“For six o’clock to-morrow. I heard it from Surcouf himself,” added M. de Terremondre. “They’ve got the guillotine at the station.”

“That’s a good thing,” said Dr. Fornerol. “For three nights the crowd has been congregating at the cross-roads of les Évées and there have been several accidents. Julien’s son fell from a tree on his head and cracked his skull. I’m afraid it’s impossible to save him.

“As for the condemned,” continued the doctor, “nobody, not even the President of the Republic, could prolong his life. For this young lad who was vigorous and sound up to the time of his arrest is now in the last stage of consumption.”

“Have you seen him in his cell, then?” asked Paillot.

“Several times,” answered Dr. Fornerol, “and I have even attended him professionally at Ossian Colot’s request, for he is always deeply interested in the moral and physical well-being of his boarders.”

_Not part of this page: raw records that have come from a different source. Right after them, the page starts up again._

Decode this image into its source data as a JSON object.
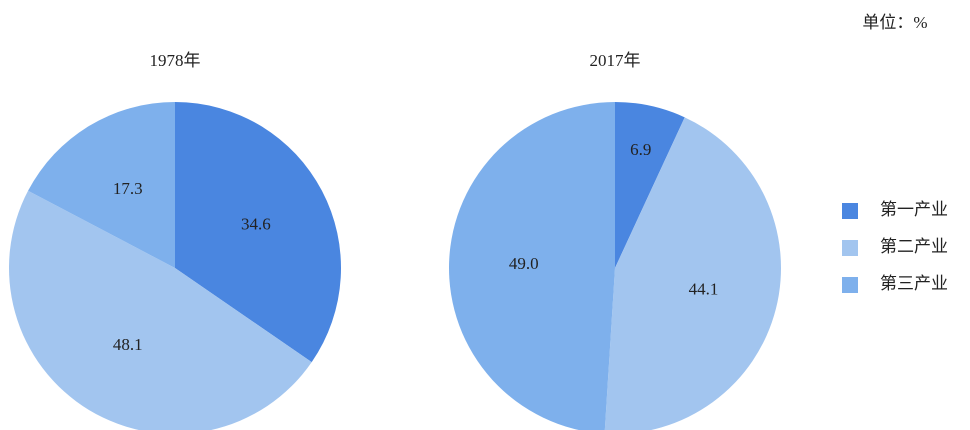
{
  "unit_note": "单位：%",
  "chart_data": [
    {
      "type": "pie",
      "title": "1978年",
      "categories": [
        "第一产业",
        "第二产业",
        "第三产业"
      ],
      "values": [
        34.6,
        48.1,
        17.3
      ],
      "value_labels": [
        "34.6",
        "48.1",
        "17.3"
      ],
      "colors": [
        "#4a86e0",
        "#a2c5ef",
        "#7eb0ec"
      ]
    },
    {
      "type": "pie",
      "title": "2017年",
      "categories": [
        "第一产业",
        "第二产业",
        "第三产业"
      ],
      "values": [
        6.9,
        44.1,
        49.0
      ],
      "value_labels": [
        "6.9",
        "44.1",
        "49.0"
      ],
      "colors": [
        "#4a86e0",
        "#a2c5ef",
        "#7eb0ec"
      ]
    }
  ]
}
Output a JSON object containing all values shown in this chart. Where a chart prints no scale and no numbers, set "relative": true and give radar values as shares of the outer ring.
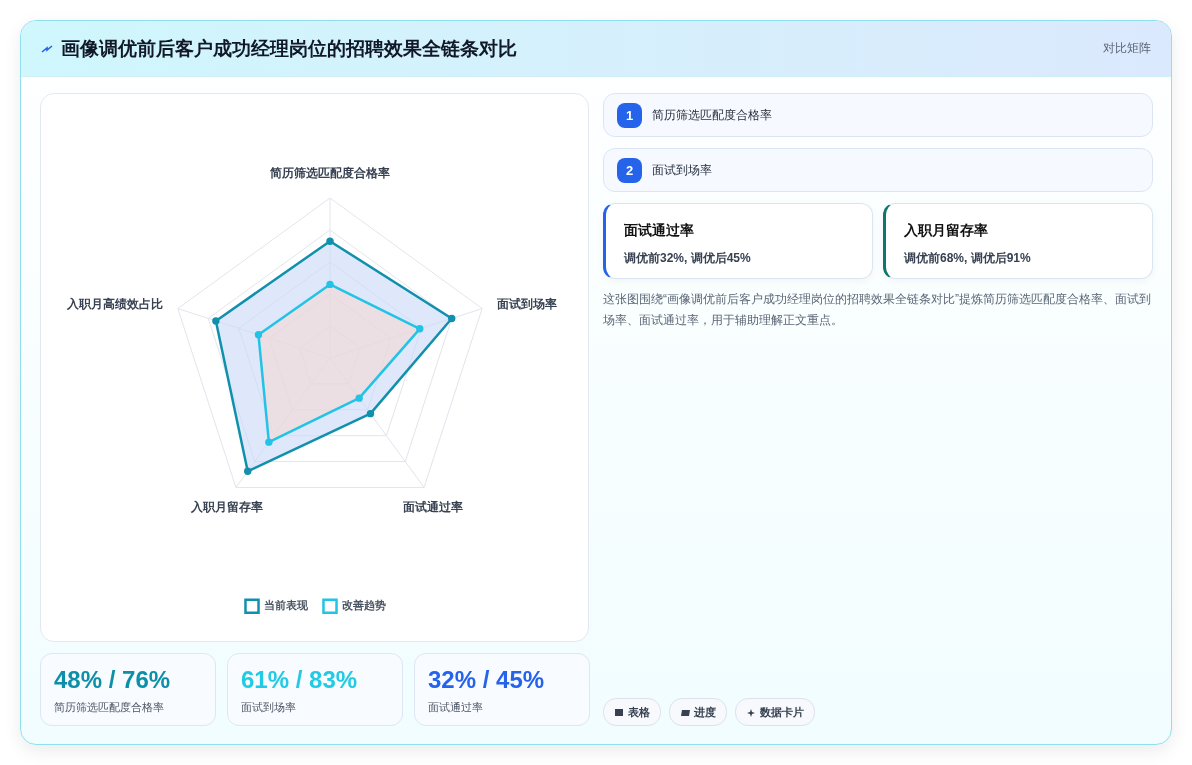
{
  "chart_data": [
    {
      "type": "radar",
      "categories": [
        "简历筛选匹配度合格率",
        "面试到场率",
        "面试通过率",
        "入职月留存率",
        "入职月高绩效占比"
      ],
      "relative": true,
      "grid": true,
      "legend": "bottom",
      "marker": "circle",
      "series": [
        {
          "name": "当前表现",
          "color": "#1190ae",
          "values": [
            0.73,
            0.8,
            0.43,
            0.875,
            0.75
          ]
        },
        {
          "name": "改善趋势",
          "color": "#22c3e6",
          "values": [
            0.46,
            0.59,
            0.31,
            0.65,
            0.47
          ]
        }
      ]
    },
    {
      "type": "other",
      "title": "画像调优前后客户成功经理岗位的招聘效果全链条对比",
      "subtitle": "对比矩阵",
      "annotations": [
        "1",
        "简历筛选匹配度合格率",
        "2",
        "面试到场率",
        "面试通过率",
        "调优前32%, 调优后45%",
        "入职月留存率",
        "调优前68%, 调优后91%",
        "这张图围绕“画像调优前后客户成功经理岗位的招聘效果全链条对比”提炼简历筛选匹配度合格率、面试到场率、面试通过率，用于辅助理解正文重点。",
        "48% / 76%",
        "简历筛选匹配度合格率",
        "61% / 83%",
        "面试到场率",
        "32% / 45%",
        "面试通过率",
        "表格",
        "进度",
        "数据卡片"
      ]
    }
  ]
}
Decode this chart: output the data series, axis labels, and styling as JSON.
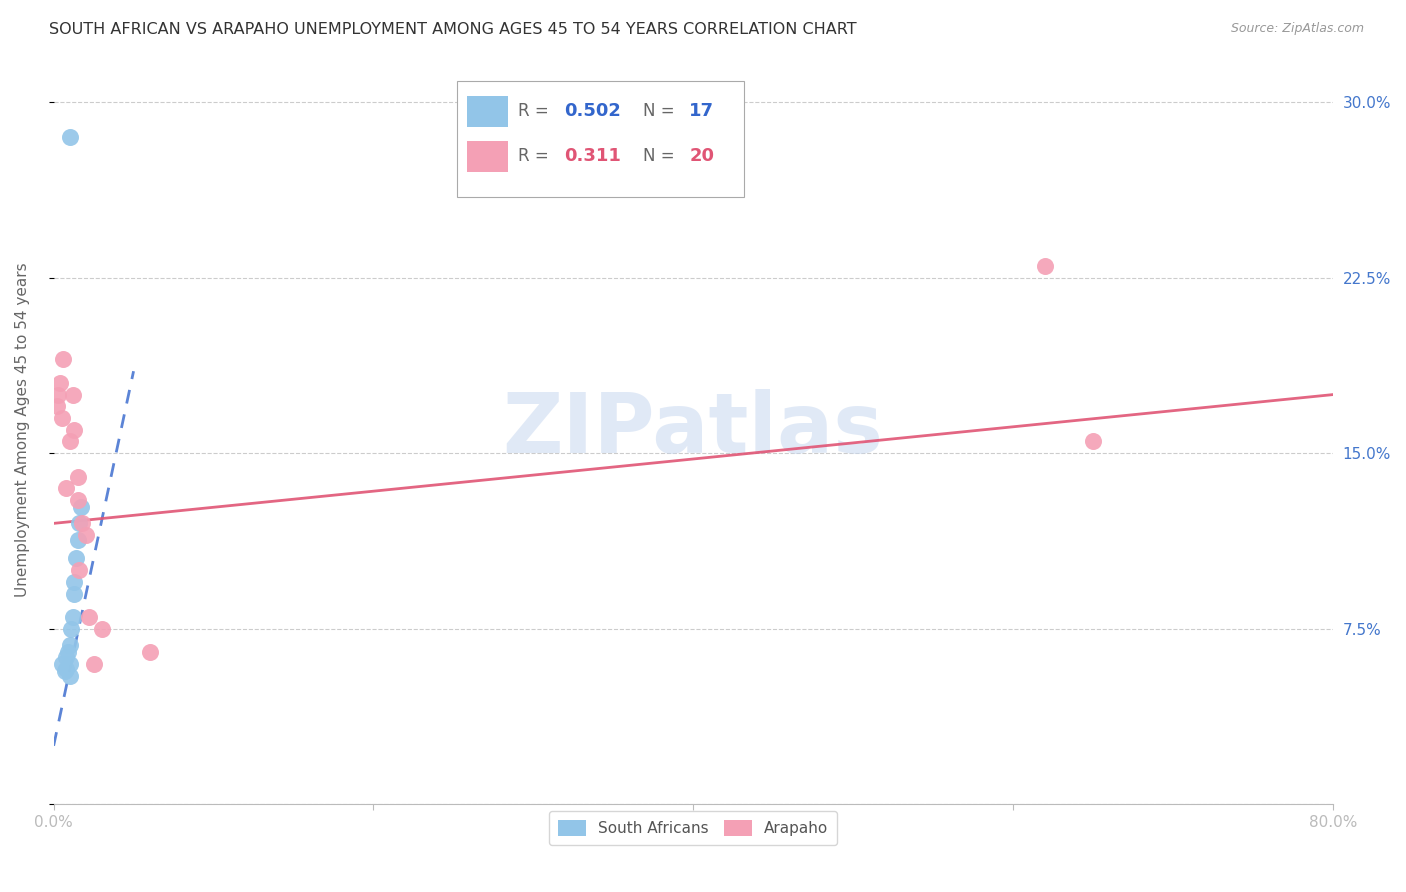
{
  "title": "SOUTH AFRICAN VS ARAPAHO UNEMPLOYMENT AMONG AGES 45 TO 54 YEARS CORRELATION CHART",
  "source": "Source: ZipAtlas.com",
  "ylabel": "Unemployment Among Ages 45 to 54 years",
  "xlim": [
    0.0,
    0.8
  ],
  "ylim": [
    0.0,
    0.32
  ],
  "blue_color": "#92c5e8",
  "pink_color": "#f4a0b5",
  "trend_blue_color": "#3366cc",
  "trend_pink_color": "#e05575",
  "axis_label_color": "#4477cc",
  "grid_color": "#cccccc",
  "background_color": "#ffffff",
  "watermark_text": "ZIPatlas",
  "watermark_color": "#c8d8f0",
  "south_african_x": [
    0.005,
    0.007,
    0.008,
    0.008,
    0.009,
    0.01,
    0.01,
    0.01,
    0.011,
    0.012,
    0.013,
    0.013,
    0.014,
    0.015,
    0.016,
    0.017,
    0.01
  ],
  "south_african_y": [
    0.06,
    0.057,
    0.058,
    0.063,
    0.065,
    0.055,
    0.06,
    0.068,
    0.075,
    0.08,
    0.09,
    0.095,
    0.105,
    0.113,
    0.12,
    0.127,
    0.285
  ],
  "arapaho_x": [
    0.002,
    0.003,
    0.004,
    0.005,
    0.006,
    0.008,
    0.01,
    0.012,
    0.013,
    0.015,
    0.015,
    0.016,
    0.018,
    0.02,
    0.022,
    0.025,
    0.03,
    0.06,
    0.62,
    0.65
  ],
  "arapaho_y": [
    0.17,
    0.175,
    0.18,
    0.165,
    0.19,
    0.135,
    0.155,
    0.175,
    0.16,
    0.13,
    0.14,
    0.1,
    0.12,
    0.115,
    0.08,
    0.06,
    0.075,
    0.065,
    0.23,
    0.155
  ],
  "sa_trend_x": [
    0.0,
    0.05
  ],
  "sa_trend_y_start": 0.025,
  "sa_trend_y_end": 0.185,
  "ar_trend_x": [
    0.0,
    0.8
  ],
  "ar_trend_y_start": 0.12,
  "ar_trend_y_end": 0.175
}
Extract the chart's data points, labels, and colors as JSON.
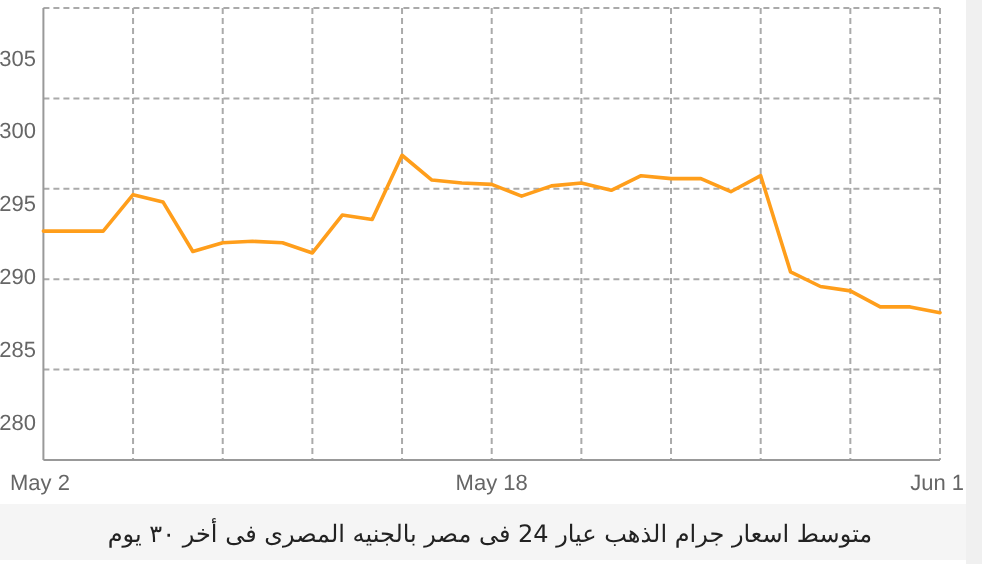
{
  "chart_data": {
    "type": "line",
    "categories": [
      "May 2",
      null,
      null,
      null,
      null,
      null,
      null,
      null,
      null,
      null,
      null,
      null,
      null,
      null,
      null,
      "May 18",
      null,
      null,
      null,
      null,
      null,
      null,
      null,
      null,
      null,
      null,
      null,
      null,
      null,
      null,
      "Jun 1"
    ],
    "series": [
      {
        "color": "#ff9e1b",
        "values": [
          293.1,
          293.1,
          293.1,
          295.6,
          295.1,
          291.7,
          292.3,
          292.4,
          292.3,
          291.6,
          294.2,
          293.9,
          298.3,
          296.6,
          296.4,
          296.3,
          295.5,
          296.2,
          296.4,
          295.9,
          296.9,
          296.7,
          296.7,
          295.8,
          296.9,
          290.3,
          289.3,
          289.0,
          287.9,
          287.9,
          287.5
        ]
      }
    ],
    "ylim": [
      277.4,
      308.4
    ],
    "yticks": [
      280,
      285,
      290,
      295,
      300,
      305,
      {
        "value": 283.6,
        "label": null
      },
      {
        "value": 289.8,
        "label": null
      },
      {
        "value": 296.0,
        "label": null
      },
      {
        "value": 302.2,
        "label": null
      }
    ],
    "grid": true,
    "marker": "none",
    "line_style": "solid",
    "annotations": [
      "متوسط اسعار جرام الذهب عيار 24 فى مصر بالجنيه المصرى فى أخر ٣٠ يوم"
    ]
  }
}
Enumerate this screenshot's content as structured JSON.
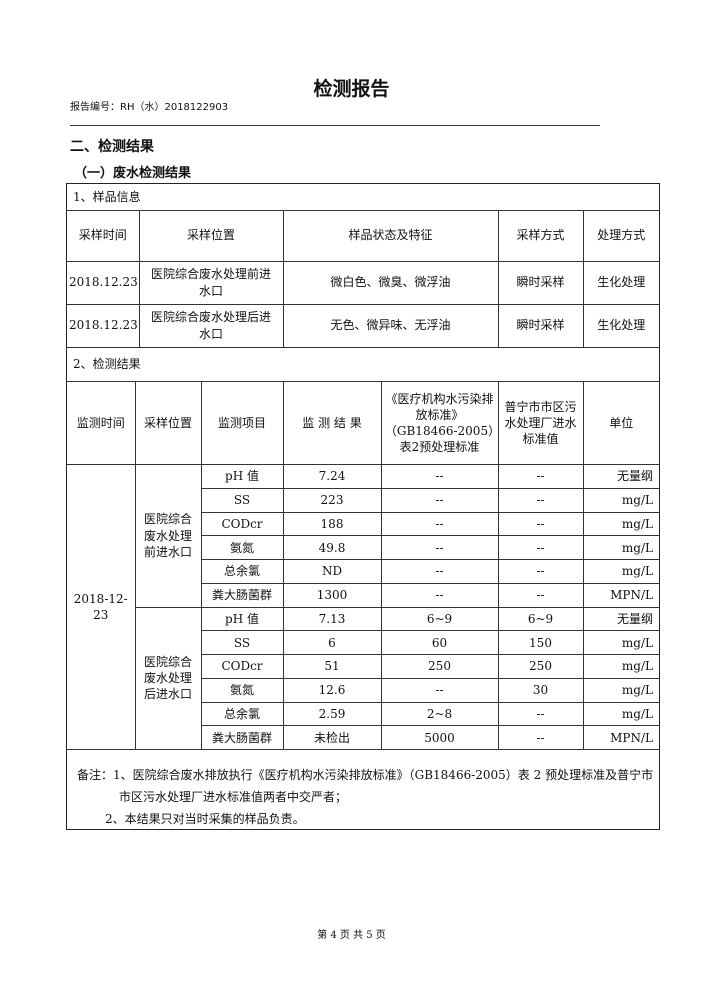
{
  "title": "检测报告",
  "report_number": "报告编号：RH（水）2018122903",
  "section": "二、检测结果",
  "subsection": "（一）废水检测结果",
  "sample_info": {
    "caption": "1、样品信息",
    "headers": [
      "采样时间",
      "采样位置",
      "样品状态及特征",
      "采样方式",
      "处理方式"
    ],
    "rows": [
      [
        "2018.12.23",
        "医院综合废水处理前进水口",
        "微白色、微臭、微浮油",
        "瞬时采样",
        "生化处理"
      ],
      [
        "2018.12.23",
        "医院综合废水处理后进水口",
        "无色、微异味、无浮油",
        "瞬时采样",
        "生化处理"
      ]
    ]
  },
  "results": {
    "caption": "2、检测结果",
    "headers": [
      "监测时间",
      "采样位置",
      "监测项目",
      "监 测 结 果",
      "《医疗机构水污染排放标准》（GB18466-2005）表2预处理标准",
      "普宁市市区污水处理厂进水标准值",
      "单位"
    ],
    "date": "2018-12-23",
    "groups": [
      {
        "location": "医院综合废水处理前进水口",
        "rows": [
          [
            "pH 值",
            "7.24",
            "--",
            "--",
            "无量纲"
          ],
          [
            "SS",
            "223",
            "--",
            "--",
            "mg/L"
          ],
          [
            "CODcr",
            "188",
            "--",
            "--",
            "mg/L"
          ],
          [
            "氨氮",
            "49.8",
            "--",
            "--",
            "mg/L"
          ],
          [
            "总余氯",
            "ND",
            "--",
            "--",
            "mg/L"
          ],
          [
            "粪大肠菌群",
            "1300",
            "--",
            "--",
            "MPN/L"
          ]
        ]
      },
      {
        "location": "医院综合废水处理后进水口",
        "rows": [
          [
            "pH 值",
            "7.13",
            "6~9",
            "6~9",
            "无量纲"
          ],
          [
            "SS",
            "6",
            "60",
            "150",
            "mg/L"
          ],
          [
            "CODcr",
            "51",
            "250",
            "250",
            "mg/L"
          ],
          [
            "氨氮",
            "12.6",
            "--",
            "30",
            "mg/L"
          ],
          [
            "总余氯",
            "2.59",
            "2~8",
            "--",
            "mg/L"
          ],
          [
            "粪大肠菌群",
            "未检出",
            "5000",
            "--",
            "MPN/L"
          ]
        ]
      }
    ]
  },
  "notes": [
    "备注：1、医院综合废水排放执行《医疗机构水污染排放标准》（GB18466-2005）表 2 预处理标准及普宁市",
    "市区污水处理厂进水标准值两者中交严者；",
    "2、本结果只对当时采集的样品负责。"
  ],
  "footer": "第 4 页 共 5 页"
}
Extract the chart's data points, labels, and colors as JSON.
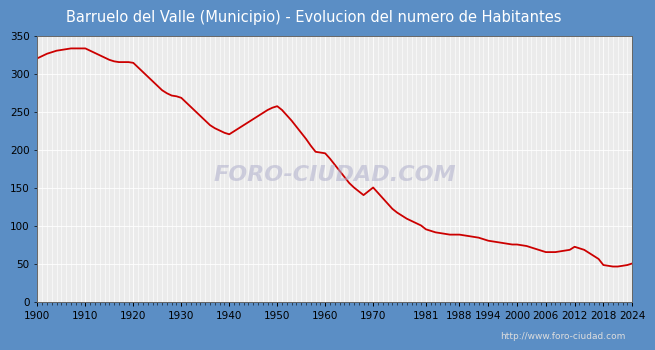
{
  "title": "Barruelo del Valle (Municipio) - Evolucion del numero de Habitantes",
  "title_bg_color": "#5b8ec5",
  "title_text_color": "#ffffff",
  "plot_bg_color": "#ebebeb",
  "fig_bg_color": "#5b8ec5",
  "line_color": "#cc0000",
  "line_width": 1.3,
  "watermark_text": "FORO-CIUDAD.COM",
  "watermark_color": "#b0b0cc",
  "url_text": "http://www.foro-ciudad.com",
  "years": [
    1900,
    1901,
    1902,
    1903,
    1904,
    1905,
    1906,
    1907,
    1908,
    1909,
    1910,
    1911,
    1912,
    1913,
    1914,
    1915,
    1916,
    1917,
    1918,
    1919,
    1920,
    1921,
    1922,
    1923,
    1924,
    1925,
    1926,
    1927,
    1928,
    1929,
    1930,
    1931,
    1932,
    1933,
    1934,
    1935,
    1936,
    1937,
    1938,
    1939,
    1940,
    1941,
    1942,
    1943,
    1944,
    1945,
    1946,
    1947,
    1948,
    1949,
    1950,
    1951,
    1952,
    1953,
    1954,
    1955,
    1956,
    1957,
    1958,
    1959,
    1960,
    1961,
    1962,
    1963,
    1964,
    1965,
    1966,
    1967,
    1968,
    1969,
    1970,
    1971,
    1972,
    1973,
    1974,
    1975,
    1976,
    1977,
    1978,
    1979,
    1980,
    1981,
    1982,
    1983,
    1984,
    1985,
    1986,
    1987,
    1988,
    1989,
    1990,
    1991,
    1992,
    1993,
    1994,
    1995,
    1996,
    1997,
    1998,
    1999,
    2000,
    2001,
    2002,
    2003,
    2004,
    2005,
    2006,
    2007,
    2008,
    2009,
    2010,
    2011,
    2012,
    2013,
    2014,
    2015,
    2016,
    2017,
    2018,
    2019,
    2020,
    2021,
    2022,
    2023,
    2024
  ],
  "population": [
    320,
    323,
    326,
    328,
    330,
    331,
    332,
    333,
    333,
    333,
    333,
    330,
    327,
    324,
    321,
    318,
    316,
    315,
    315,
    315,
    314,
    308,
    302,
    296,
    290,
    284,
    278,
    274,
    271,
    270,
    268,
    262,
    256,
    250,
    244,
    238,
    232,
    228,
    225,
    222,
    220,
    224,
    228,
    232,
    236,
    240,
    244,
    248,
    252,
    255,
    257,
    252,
    245,
    238,
    230,
    222,
    214,
    205,
    197,
    196,
    195,
    188,
    180,
    172,
    164,
    156,
    150,
    145,
    140,
    145,
    150,
    143,
    136,
    129,
    122,
    117,
    113,
    109,
    106,
    103,
    100,
    95,
    93,
    91,
    90,
    89,
    88,
    88,
    88,
    87,
    86,
    85,
    84,
    82,
    80,
    79,
    78,
    77,
    76,
    75,
    75,
    74,
    73,
    71,
    69,
    67,
    65,
    65,
    65,
    66,
    67,
    68,
    72,
    70,
    68,
    64,
    60,
    56,
    48,
    47,
    46,
    46,
    47,
    48,
    50
  ],
  "tick_years": [
    1900,
    1910,
    1920,
    1930,
    1940,
    1950,
    1960,
    1970,
    1981,
    1988,
    1994,
    2000,
    2006,
    2012,
    2018,
    2024
  ],
  "ylim": [
    0,
    350
  ],
  "yticks": [
    0,
    50,
    100,
    150,
    200,
    250,
    300,
    350
  ],
  "grid_color": "#ffffff",
  "tick_label_fontsize": 7.5,
  "title_fontsize": 10.5
}
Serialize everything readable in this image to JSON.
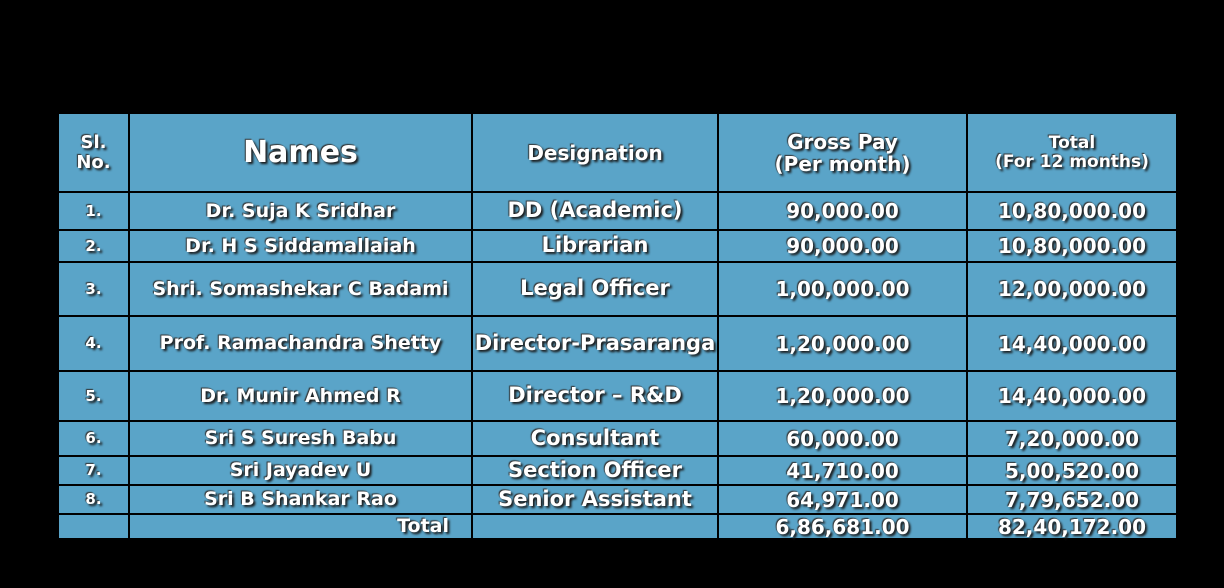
{
  "table": {
    "header": [
      "Sl.\nNo.",
      "Names",
      "Designation",
      "Gross Pay\n(Per month)",
      "Total\n(For 12 months)"
    ],
    "rows": [
      [
        "1.",
        "Dr. Suja K Sridhar",
        "DD (Academic)",
        "90,000.00",
        "10,80,000.00"
      ],
      [
        "2.",
        "Dr. H S Siddamallaiah",
        "Librarian",
        "90,000.00",
        "10,80,000.00"
      ],
      [
        "3.",
        "Shri. Somashekar C Badami",
        "Legal Officer",
        "1,00,000.00",
        "12,00,000.00"
      ],
      [
        "4.",
        "Prof. Ramachandra Shetty",
        "Director-Prasaranga",
        "1,20,000.00",
        "14,40,000.00"
      ],
      [
        "5.",
        "Dr. Munir Ahmed R",
        "Director – R&D",
        "1,20,000.00",
        "14,40,000.00"
      ],
      [
        "6.",
        "Sri S Suresh Babu",
        "Consultant",
        "60,000.00",
        "7,20,000.00"
      ],
      [
        "7.",
        "Sri Jayadev U",
        "Section Officer",
        "41,710.00",
        "5,00,520.00"
      ],
      [
        "8.",
        "Sri B Shankar Rao",
        "Senior Assistant",
        "64,971.00",
        "7,79,652.00"
      ]
    ],
    "total": {
      "label": "Total",
      "gross_pay": "6,86,681.00",
      "total": "82,40,172.00"
    }
  }
}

“He’s a real philanthropist,” answered M. de Terremondre. “And the fact ought to be recognised that, in its way, our municipal prison is an admirable institution, with its clean, white cells, all radiating from a central watch-tower, and so skilfully arranged that all the occupants are constantly under observation without being aware of the fact. Nothing can be said against it, it is complete and modern and all on the newest lines. Last year, when I was on a walking tour in Morocco, I saw at Tangier, in a courtyard shaded by a mulberry tree, a wretched building of mud and plaster, with a huge negro dressed in rags lying asleep in front of it. Being a soldier, he was armed with a cudgel. Swarthy hands clasping wicker baskets were projecting from the narrow windows of the building. These belonged to the prisoners, who were offering the passers-by the products of their lazy efforts, in exchange for a copper or two. Their guttural voices whined out prayers and complaints, which were harshly punctuated at intervals by curses and furious shouts. For they were all shut up together in a vast hall and spent the time in quarrelling with one another about the apertures, through which they all wanted to pass their baskets. Whenever a dispute was too noisy, the black soldier would wake up and force both baskets and suppliant hands back within the walls by a vigorous onslaught of his cudgel. In a few seconds, however, more hands would appear, all sunburnt and tattooed in blue like the first ones. I had the curiosity to peep into the prison hall through the chinks in an old wooden door. I could see in the dim-lit, shadowy place a horde of tatterdemalions scattered over the damp ground, bronzed bodies sleeping on piles of red rags, solemn faces with long venerable beards beneath their turbans, nimble blackamoors weaving baskets with shouts of laughter. On swollen limbs here and there could be seen soiled linen bandages barely hiding sores and ulcers, and one could see and hear the vermin wave and rustle in all directions. Sometimes a laugh passed round the room. And a black hen was pecking at the filthy ground with her beak. The soldier allowed me to watch the prisoners as long as I liked, waiting for me to go, before he begged of me. Then I thought of the governor of our splendid municipal prison, and I said to myself: ‘If only M. Ossian Colot were to come to Tangier he would soon discover and sweep away this crowding, this horrible promiscuity.’”

“You paint a picture of barbarism which I recognise,” answered M. Bergeret. “It is far less cruel than civilisation. For these Mussulman prisoners have no sufferings to undergo, save such as arise from the indifference or the occasional savagery of their gaolers. At least the philanthropists leave them alone and their life is endurable, for they escape the torture of the cell system, and in comparison with the cell invented by the penal code of science, every other sort of prison is quite pleasant.

“There is,” continued M. Bergeret, “a peculiar savagery in civilised peoples, which surpasses in cruelty all that the imagination of barbarism can conceive. A criminal expert is a much fiercer being than a savage, and a philanthropist will invent tortures unknown in China or Persia. A Persian executioner kills his prisoners by starving them, but it required a philanthropist to conceive the idea of killing them with solitude. It is on the principle of solitude that the punishment of the cell system depends, and no other penalty can be compared with it for duration and cruelty. The sufferer, if he is lucky, becomes mad through it, and madness mercifully destroys in him all sense of his sufferings. People imagine they are justifying this abominable system when they allege that the prisoner must be withdrawn from the bad influence of his fellows and put in a position where he cannot give way to immoral or criminal instincts. People who reason in this way are really such great fools that one can scarcely call them hypocrites.”

“You are right,” said M. Mazure. “But let us be just to our own age. The Revolution not only accomplished a reform in judicial procedure, but also much improved the lot of the prisoner. The dungeons of the olden times were generally dark, pestilential dens.”

“It is true,” replied M. Bergeret, “that men have been cruel and malicious in every age and have always delighted in tormenting the wretched. But before philanthropists arose, at any rate, men were only tortured through a simple feeling of hatred and desire for revenge, and not for the good of their morals.”